Mujer recibió los restos de su hermano desaparecido hace 18 años
La búsqueda de Carlebis por parte de su familia se extendió durante casi dos décadas, marcada por el dolor y la incertidumbre.
Desde el año 2007, Johana Serna y su madre emprendieron una angustiosa búsqueda de Carelbis, su hermano, quien en ese momento contaba con solo 18 años. Carelbis era parte de la comunidad LGTBIQ+, lo que añadía una complejidad adicional a su situación. La familia enfrentó la dura realidad de no tener noticias sobre él, ya que vivía en situación de calle en Medellín, lo que dificultaba su localización. A pesar de sus esfuerzos, la comunicación con él se volvió cada vez más escasa.
“Ya después del 2008, 2009 ya no volvimos a saber de él, sino hasta el 2010 que buscaban a mi mamá por medio de la emisora del pueblo y el municipio,” relató Johana, reflejando la angustia y la desesperación que sintieron durante esos años de incertidumbre. La búsqueda se convirtió en un proceso desgastante, tanto emocional como físicamente, mientras la familia intentaba seguir pistas y obtener información sobre el paradero de Carelbis.
En 2010, la familia recibió noticias alarmantes sobre el deceso de Carelbis en Tierralta, Córdoba. Las autoridades informaron que él había sido vinculado a una organización criminal en la región. Sin embargo, la situación se tornó aún más confusa cuando les comunicaron que su cuerpo se encontraba en un cementerio, pero que no podían entregárselo hasta que se completara la investigación correspondiente. Este hecho dejó a la familia en un estado de angustia, ya que no solo habían perdido a su ser querido, sino que también se les negó la posibilidad de despedirse de él de manera digna.
“Que no nos lo podían entregar hasta que no siguiera la investigación y pues hasta ahora a través de la Unidad de Búsqueda que nos buscan para hacernos entrega del cuerpo de mi hermano,” explicó Johana, subrayando la frustración que sintieron ante la falta de respuestas.
Recuperación de los restos
Finalmente, el 13 de marzo de 2025, tras años de búsqueda y sufrimiento, el cuerpo de Carelbis fue recuperado durante una intervención forense en el cementerio Jardines de La Esperanza en Montería. En ese lugar, su cuerpo había permanecido sin identificar, lo que refleja las dificultades que enfrentan muchas familias en situaciones similares. La recuperación de los restos fue un momento cargado de emociones para Johana y su familia, quienes finalmente pudieron darle un cierre a una historia marcada por la incertidumbre.
En una ceremonia digna, los familiares de Carelbis recibieron sus restos. Este acto no solo representó un alivio tras años de dolor, sino que también simbolizó la lucha constante de muchas familias que buscan justicia y verdad en medio de la adversidad.

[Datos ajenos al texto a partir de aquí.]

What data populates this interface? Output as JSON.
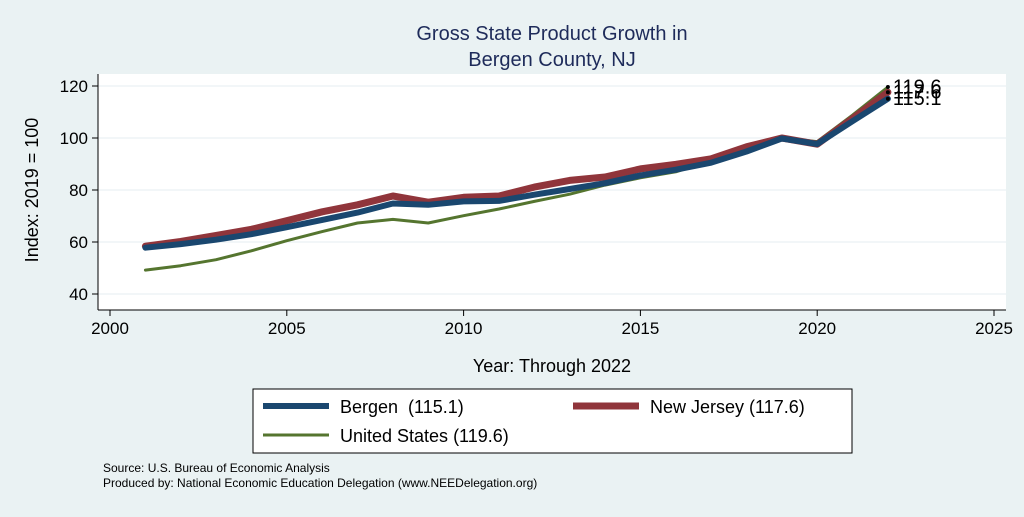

La entrega de los restos fue un paso significativo en el proceso de duelo de la familia, quienes finalmente pudieron rendir homenaje a la memoria de Carelbis, un joven que había enfrentado tantas dificultades en su vida.
El impacto de la desaparición
La desaparición de Carelbis no solo afectó a su familia, sino que también resalta la problemática de las personas LGTBIQ+ en Colombia, quienes a menudo enfrentan discriminación y violencia. La historia de Johana y su hermano es un recordatorio de la necesidad de abordar estas cuestiones con seriedad y empatía. Las familias que buscan a sus seres queridos desaparecidos viven una experiencia desgastante y dolorosa, que deja cicatrices profundas en sus vidas.
La Unidad de Búsqueda, que ha estado trabajando para ayudar a las familias a recuperar a sus seres queridos, se convierte en un pilar fundamental en este proceso. Su labor no solo implica la recuperación de cuerpos, sino también la entrega de información y apoyo a las familias que han sufrido pérdidas irreparables. La lucha de Johana por encontrar a su hermano es un testimonio de la resiliencia y la determinación que muchas familias muestran en su búsqueda de justicia y verdad.